Another question: i need to get a notification in HA when someone pushed the button, so with that notification in HA i will send notification to email or maybe something like that, but how can i easly do that and is that also possible?
I wanted to chime in here because I had the same exact need: to silence my interior chime during nap times. I’ve opened a request to have the functionality added to the official Python module that Home Assistant uses. However, in the meantime, here’s a super simple way to bundle all this up into one super switch.
If I understand correctly, you managed witht he curl commands to shut down your mechanical chime on the AD410, correct?

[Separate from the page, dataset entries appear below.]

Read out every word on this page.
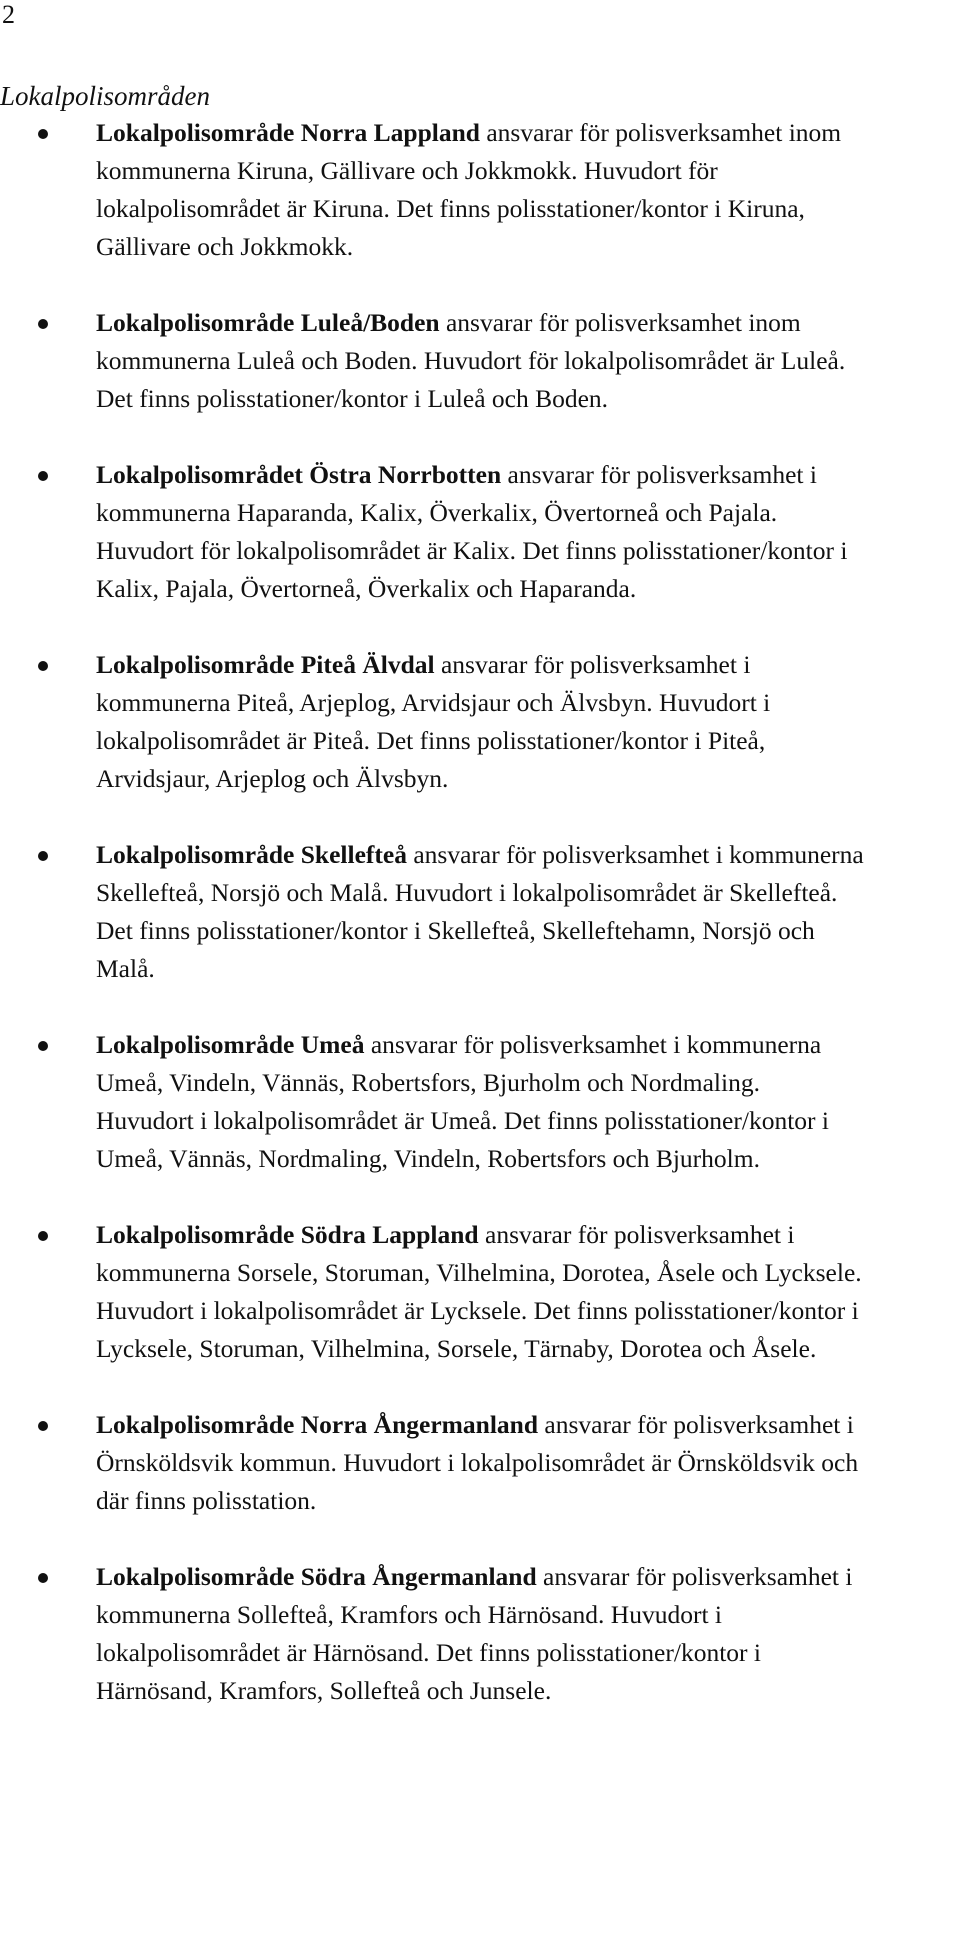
2
Lokalpolisområden
Lokalpolisområde Norra Lappland ansvarar för polisverksamhet inom kommunerna Kiruna, Gällivare och Jokkmokk. Huvudort för lokalpolisområdet är Kiruna. Det finns polisstationer/kontor i Kiruna, Gällivare och Jokkmokk.
Lokalpolisområde Luleå/Boden ansvarar för polisverksamhet inom kommunerna Luleå och Boden. Huvudort för lokalpolisområdet är Luleå. Det finns polisstationer/kontor i Luleå och Boden.
Lokalpolisområdet Östra Norrbotten ansvarar för polisverksamhet i kommunerna Haparanda, Kalix, Överkalix, Övertorneå och Pajala. Huvudort för lokalpolisområdet är Kalix. Det finns polisstationer/kontor i Kalix, Pajala, Övertorneå, Överkalix och Haparanda.
Lokalpolisområde Piteå Älvdal ansvarar för polisverksamhet i kommunerna Piteå, Arjeplog, Arvidsjaur och Älvsbyn. Huvudort i lokalpolisområdet är Piteå. Det finns polisstationer/kontor i Piteå, Arvidsjaur, Arjeplog och Älvsbyn.
Lokalpolisområde Skellefteå ansvarar för polisverksamhet i kommunerna Skellefteå, Norsjö och Malå. Huvudort i lokalpolisområdet är Skellefteå. Det finns polisstationer/kontor i Skellefteå, Skelleftehamn, Norsjö och Malå.
Lokalpolisområde Umeå ansvarar för polisverksamhet i kommunerna Umeå, Vindeln, Vännäs, Robertsfors, Bjurholm och Nordmaling. Huvudort i lokalpolisområdet är Umeå. Det finns polisstationer/kontor i Umeå, Vännäs, Nordmaling, Vindeln, Robertsfors och Bjurholm.
Lokalpolisområde Södra Lappland ansvarar för polisverksamhet i kommunerna Sorsele, Storuman, Vilhelmina, Dorotea, Åsele och Lycksele. Huvudort i lokalpolisområdet är Lycksele. Det finns polisstationer/kontor i Lycksele, Storuman, Vilhelmina, Sorsele, Tärnaby, Dorotea och Åsele.
Lokalpolisområde Norra Ångermanland ansvarar för polisverksamhet i Örnsköldsvik kommun. Huvudort i lokalpolisområdet är Örnsköldsvik och där finns polisstation.
Lokalpolisområde Södra Ångermanland ansvarar för polisverksamhet i kommunerna Sollefteå, Kramfors och Härnösand. Huvudort i lokalpolisområdet är Härnösand. Det finns polisstationer/kontor i Härnösand, Kramfors, Sollefteå och Junsele.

I tried to run the 2 commands from a browser, which sucessfully shuts down my mechanical chime but interestingly, if the doorbell is rang during the time it’s off, when it comes back on (type=1), it will ring right away, as if it remembered it had to ring but didnt have the chance to. Did you encounter the same behaviour and/or have an idea to “flush” those rings before re-activating?

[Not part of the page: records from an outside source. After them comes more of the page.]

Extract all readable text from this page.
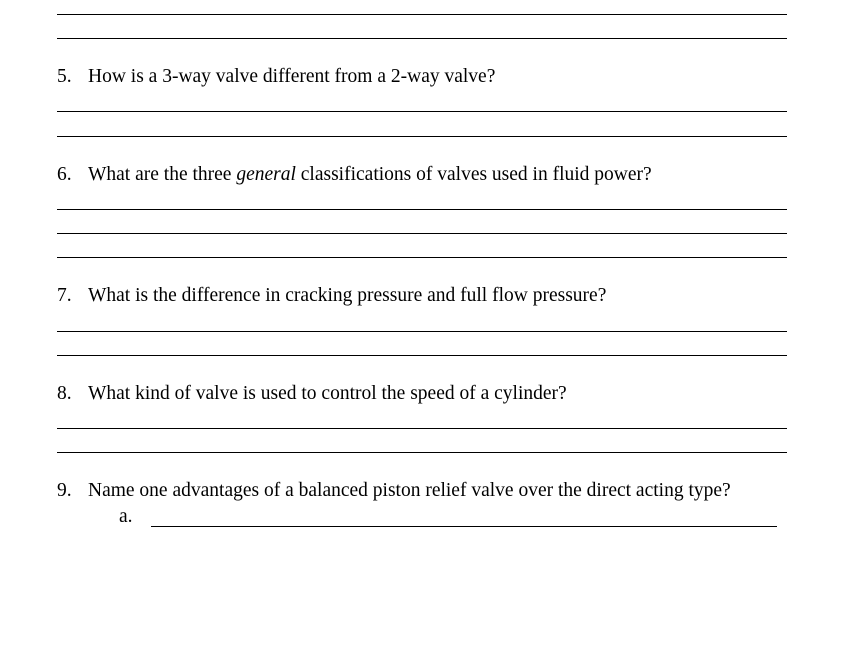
5. How is a 3-way valve different from a 2-way valve?
6. What are the three general classifications of valves used in fluid power?
7. What is the difference in cracking pressure and full flow pressure?
8. What kind of valve is used to control the speed of a cylinder?
9. Name one advantages of a balanced piston relief valve over the direct acting type?
a.
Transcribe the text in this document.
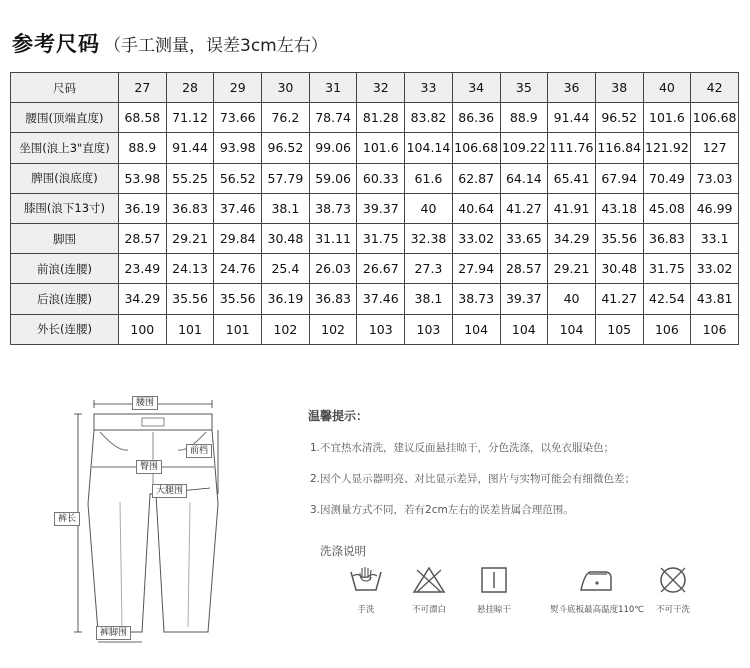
参考尺码 （手工测量，误差3cm左右）
尺码	27	28	29	30	31	32	33	34	35	36	38	40	42
腰围(顶端直度)	68.58	71.12	73.66	76.2	78.74	81.28	83.82	86.36	88.9	91.44	96.52	101.6	106.68
坐围(浪上3"直度)	88.9	91.44	93.98	96.52	99.06	101.6	104.14	106.68	109.22	111.76	116.84	121.92	127
脾围(浪底度)	53.98	55.25	56.52	57.79	59.06	60.33	61.6	62.87	64.14	65.41	67.94	70.49	73.03
膝围(浪下13寸)	36.19	36.83	37.46	38.1	38.73	39.37	40	40.64	41.27	41.91	43.18	45.08	46.99
脚围	28.57	29.21	29.84	30.48	31.11	31.75	32.38	33.02	33.65	34.29	35.56	36.83	33.1
前浪(连腰)	23.49	24.13	24.76	25.4	26.03	26.67	27.3	27.94	28.57	29.21	30.48	31.75	33.02
后浪(连腰)	34.29	35.56	35.56	36.19	36.83	37.46	38.1	38.73	39.37	40	41.27	42.54	43.81
外长(连腰)	100	101	101	102	102	103	103	104	104	104	105	106	106
腰围
臀围
前档
大腿围
裤长
裤脚围
温馨提示：
1.不宜热水清洗，建议反面悬挂晾干，分色洗涤，以免衣服染色；
2.因个人显示器明亮、对比显示差异，图片与实物可能会有细微色差；
3.因测量方式不同，若有2cm左右的误差皆属合理范围。
洗涤说明
手洗	不可漂白	悬挂晾干	熨斗底板最高温度110℃	不可干洗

I have the same issue you are having. Works great to turn off and turn on the chime, it’s just that if there are any doorbell presses when it is disabled, those will chime when the chime is enabled.
I did find that this value changes when the doorbell is pressed with the chime off
Before button press: table.All.CallInfo.CallID=3
After button press: table.All.CallInfo.CallID=7
But doing a call to manually change that value throws an error (possibly because I am doing it wrong)
In the meantime I found a “workaround” to avoid the ring upon re-enabling.
Before resetting Type=1 and Enable=True, I reboot the doorbell (http://xxx.xxx.xxx.xxx/cgi-bin/magicBox.cgi?action=reboot). This seems to erase missed calls. Of course it’s not optimal because that means the doorbell is not available for ~1m. After it’s back online then I send it type=1 and enable=true and it works.
I’m guessing you used the full table.All.CallInfo.CallID as the command?
You can set it by calling http://DOORBELL_IP/cgi-bin/configManager.cgi?action=setConfig&CallInfo.CallID=X. However, resetting the value doesn’t stop it from ringing when you re-enable the doorbell.
I ran a quick script to pull all config values before disabling the doorbell, after ringing it while disabled, and after re-enabling it. Unfortunately, the only values that changed were CallInfo.CallID, ExternalDoorBell.Type, and ExternalDoorBell.Enable
It’s possible that setting PhoneCallDetectAlarm[0].EventHandler.LogEnable=false when you disable the chime or right before re-enabling could fix it, but I haven’t tested it.
@GaryOkie might know more? He seems to have a pretty good handle on the API for these doorbells… At least, I always see his handle when I’m searching on here or on the Amcrest forums.
Thanks for the idea of eventhandler.
I have tried to set it to false before pushing the doorbell and after pushing the doorbell but in both cases, it doesnt seem to work. Upon re-activating the doorbell, it will still ring.
If you don’t already know, you can view all the config by going to http://DOORBELL_IP/cgi-bin/configManager.cgi?action=getConfig&name=all
I will usually just view it in my browser instead of over the CLI. There’s a crazy amount of config, too much for it to be useful over the command line.